Чтение онлайн

на главную - закладки

Жанры

Колымские тетради

Шаламов Варлам Тихонович

Шрифт:

Раковина [64]

Я вроде тех окаменелостей, Что появляются случайно, Чтобы доставить миру в целости Геологическую тайну. Я сам — подобье хрупких раковин Былого высохшего моря, Покрытых вычурными знаками, Как записью о разговоре. Хочу шептать любому на ухо Слова давнишнего прибоя, А не хочу закрыться наглухо И пренебречь судьбой любою. И пусть не будет обнаружена Последующими веками Окаменевшая жемчужина С окаменевшими стихами.

64

Написано в 1956 году в Калининской области и входит в «Колымские тетради». Одна из формул бытия. С технической стороны отличается особым ритмическим узором. Дело в том, что стихи — это не проза. С легкой руки Белинского к стихам подходили как к прозе: «Евгений Онегин» — энциклопедия русской жизни», «Характер Татьяны», и так далее. На самом деле стихи имеют особенность, тонкость. Сам творческий поиск ведется не на путях прозы, а другим способом.

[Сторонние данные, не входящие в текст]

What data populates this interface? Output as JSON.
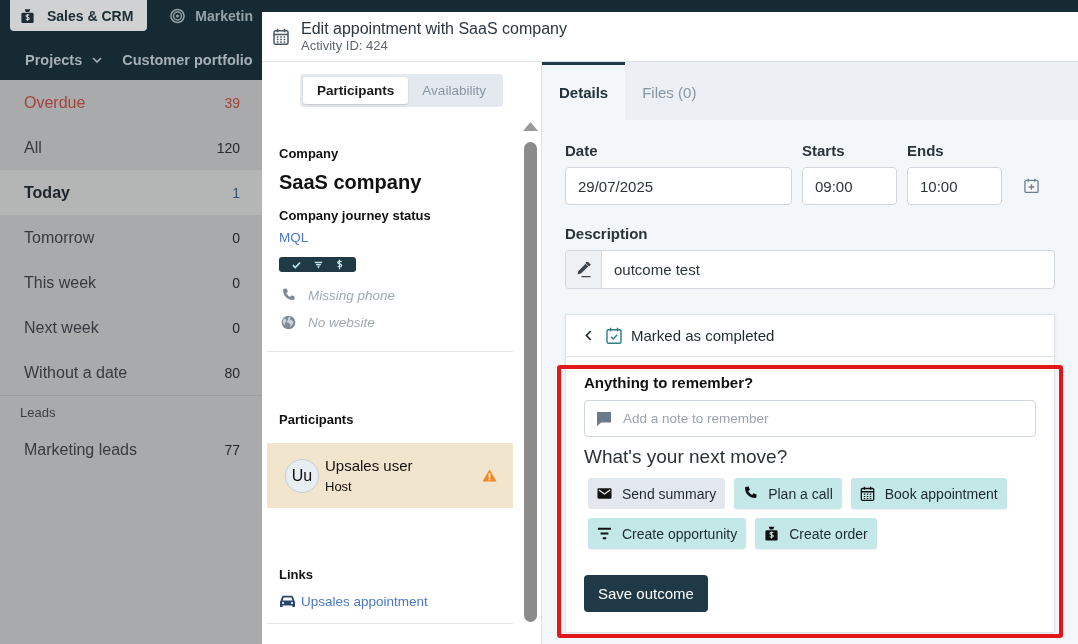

Открытие звуковых повторов, конфигурация согласных букв в «Медном всаднике», напоминающая химические формулы белка, — поэтическая реальность, которую не объяснишь формулами школьного учебника. Поэтическая интонация становится паспортом поэта. Публикуются частотные словари, и мир русской лирики открывается читателям с неожиданной стороны. Эта сторона поэтического творчества всегда была важна для поэта.

Я верю, что с помощью кибернетики обязательно будет найдено что-то очень важное для стиха, для поэзии, для литературы, для искусства. Что-то будет открыто вроде нового грамматического закона, не упрощающего русскую грамматику и правописание,

а наоборот, усложняющего, обогащающего понимание русской литературы. Все поэты, начиная с Пушкина, добивались результатов лишь эмпирическим опытным путем. Оказалось, что для науки работы тут непочатый край. Все это предвидел гений Белого.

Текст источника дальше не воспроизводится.